Hoping that things like this won't happen again in the short future, otherwise I will go completely and irrecoverably crazy because of these damned hardware problems, I greet you and wish you never have to damn as much as I do. 😔
🏷️ Notes and References
-
It was a surprise to me too, but the USB standard prohibits Y cables: see Update 72; translated into English,
The use of a "Y" cable (a cable with two A connectors) is prohibited on any USB device. If a USB peripheral requires more power than that allowed by the USB specification for which it was designed, it must be self-powered.
Well, how nice are the rules, but then comes reality and the think a little differently.
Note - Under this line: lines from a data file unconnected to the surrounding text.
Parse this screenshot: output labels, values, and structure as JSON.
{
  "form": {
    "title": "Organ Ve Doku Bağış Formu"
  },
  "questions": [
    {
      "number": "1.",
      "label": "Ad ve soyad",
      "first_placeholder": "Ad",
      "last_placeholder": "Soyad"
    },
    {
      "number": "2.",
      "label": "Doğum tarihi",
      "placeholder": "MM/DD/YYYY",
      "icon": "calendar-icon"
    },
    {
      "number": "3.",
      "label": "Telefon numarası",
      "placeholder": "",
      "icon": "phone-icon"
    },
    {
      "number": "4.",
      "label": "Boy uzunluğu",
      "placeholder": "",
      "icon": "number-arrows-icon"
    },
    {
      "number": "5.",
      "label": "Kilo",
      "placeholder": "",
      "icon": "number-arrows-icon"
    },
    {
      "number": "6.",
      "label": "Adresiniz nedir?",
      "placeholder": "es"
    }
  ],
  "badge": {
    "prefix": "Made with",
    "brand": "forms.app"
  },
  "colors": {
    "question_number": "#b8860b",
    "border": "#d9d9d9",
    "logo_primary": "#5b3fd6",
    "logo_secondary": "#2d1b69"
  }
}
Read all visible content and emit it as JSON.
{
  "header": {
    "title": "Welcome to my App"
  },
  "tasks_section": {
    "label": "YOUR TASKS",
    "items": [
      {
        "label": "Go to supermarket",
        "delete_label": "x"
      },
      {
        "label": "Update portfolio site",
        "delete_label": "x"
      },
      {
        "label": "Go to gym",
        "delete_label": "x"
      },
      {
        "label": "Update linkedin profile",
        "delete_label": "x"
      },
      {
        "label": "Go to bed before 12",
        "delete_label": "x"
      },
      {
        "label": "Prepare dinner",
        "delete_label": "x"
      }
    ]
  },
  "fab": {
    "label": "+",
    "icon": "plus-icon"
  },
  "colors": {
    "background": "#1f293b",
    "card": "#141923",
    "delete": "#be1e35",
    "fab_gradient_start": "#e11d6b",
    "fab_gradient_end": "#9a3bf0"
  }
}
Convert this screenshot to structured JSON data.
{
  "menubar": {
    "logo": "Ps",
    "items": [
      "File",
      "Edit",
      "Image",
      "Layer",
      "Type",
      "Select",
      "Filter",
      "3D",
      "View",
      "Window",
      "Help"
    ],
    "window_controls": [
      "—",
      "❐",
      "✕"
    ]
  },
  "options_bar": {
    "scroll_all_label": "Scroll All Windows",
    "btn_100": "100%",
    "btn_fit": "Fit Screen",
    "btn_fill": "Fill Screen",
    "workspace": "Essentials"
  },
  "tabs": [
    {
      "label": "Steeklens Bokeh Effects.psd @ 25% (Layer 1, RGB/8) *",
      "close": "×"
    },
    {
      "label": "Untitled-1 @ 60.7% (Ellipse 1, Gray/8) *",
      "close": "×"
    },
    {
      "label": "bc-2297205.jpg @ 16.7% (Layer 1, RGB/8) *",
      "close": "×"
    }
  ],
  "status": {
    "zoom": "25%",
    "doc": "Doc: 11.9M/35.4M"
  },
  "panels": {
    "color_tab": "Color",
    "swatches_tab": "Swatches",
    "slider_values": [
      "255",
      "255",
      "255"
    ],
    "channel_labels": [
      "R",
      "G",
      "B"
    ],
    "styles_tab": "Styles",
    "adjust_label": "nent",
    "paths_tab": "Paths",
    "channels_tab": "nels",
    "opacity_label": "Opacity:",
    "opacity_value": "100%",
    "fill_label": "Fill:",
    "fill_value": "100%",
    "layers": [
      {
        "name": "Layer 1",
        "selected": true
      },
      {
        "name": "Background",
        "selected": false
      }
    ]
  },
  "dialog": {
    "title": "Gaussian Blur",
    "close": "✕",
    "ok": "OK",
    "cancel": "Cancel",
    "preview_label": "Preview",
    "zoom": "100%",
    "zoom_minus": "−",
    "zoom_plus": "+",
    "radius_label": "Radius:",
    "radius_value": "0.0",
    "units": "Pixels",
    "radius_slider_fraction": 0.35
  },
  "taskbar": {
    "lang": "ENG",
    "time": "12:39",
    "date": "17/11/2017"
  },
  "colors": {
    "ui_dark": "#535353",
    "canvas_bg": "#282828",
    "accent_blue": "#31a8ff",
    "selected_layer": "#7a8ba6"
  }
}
The whole real world uses Y cables without getting too much fuss. ↩ -
(Both 5V)
- For the Pi, a 3A power supply (just above the suggested by Raspberry Foundation) which was included in a kit (excluding computer) of accessories for the Raspante, by Aukru. Oh well, after years it didn't explode, then the reviews were good anyway, and still this brand sells new power supplies, so it's fine...
- For additional power, a 1A block that was included in the package of my old low-end Huawei phone (also marketed in Europe), from 2017.